Salted pollock with red pepper Peel, rinse the pollock, transfer to a deep bowl, rub with salt, close the lid and keep in the refrigerator for 24 hours. Cut off the head, separate the flesh from the bones, squeeze the brine. Cut the pollock pulp into medium-large pieces, sprinkle with salt, ground red pepper, crush the garlic, rub the fish with it.

Step 2

Pour boiling water over the salting dish several times. Pour boiling water over oak leaves, rinse in cold water, dry. Place pieces of pollock in prepared dishes, cover with oak leaves (if you have any), put a board on top, put oppression and leave in the refrigerator for 10-14 days.

Step 3

Finnish pollock Wash the pollock very thoroughly, cut off the head, tail, gut, but do not remove the scales. Dry the fish with paper towels, make an incision on the side of the abdomen, and remove the spine. Leave the uncut skin connecting the two halves of the fish.

Step 4

Take an enamel pot with a capacity of 10 liters. Chop the dill, mix with salt, sugar, ground white pepper.

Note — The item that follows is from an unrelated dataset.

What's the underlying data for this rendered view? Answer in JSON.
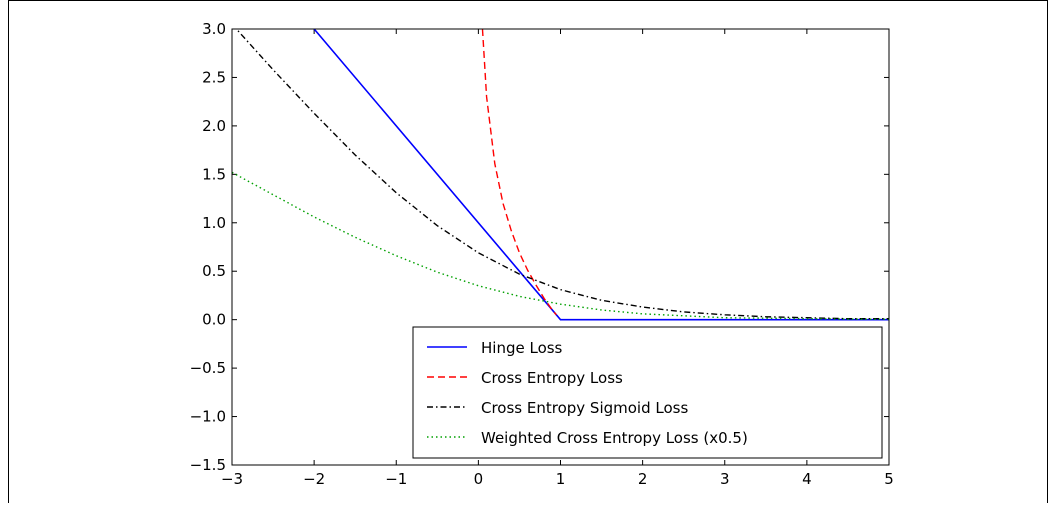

Pour rock salt into a saucepan (table salt will not work), put the spread fish with the scales down on the salt, sprinkle with the dill mixture, put the second carcass of the fish with the scales down and repeat until the fish runs out (the scales should not come into contact with the meat anywhere).

Step 5

Put a wooden board on the last layer of fish, put a little pressure on the board so that it squeezes the fish, but does not squeeze the juices out of it. Put it in a cellar or refrigerator for 10-15 days (the larger the carcasses, the longer it takes to salt them).

Step 6

Korean pollock Peel, wash the pollock, rub with salt, refrigerate for 2-3 days, rinse and dry. Remove the backbone and cut the fillets into 2 cm wide slices.

Step 7

Chop carrots, steam millet, cool, chop green onions, chop garlic and ginger. Toss the pollock fillets with carrots, peppers, onions, garlic, ginger and millet. Transfer the mixture to a glass or enamel bowl, close the lid tightly and incubate for 2-3 days at room temperature.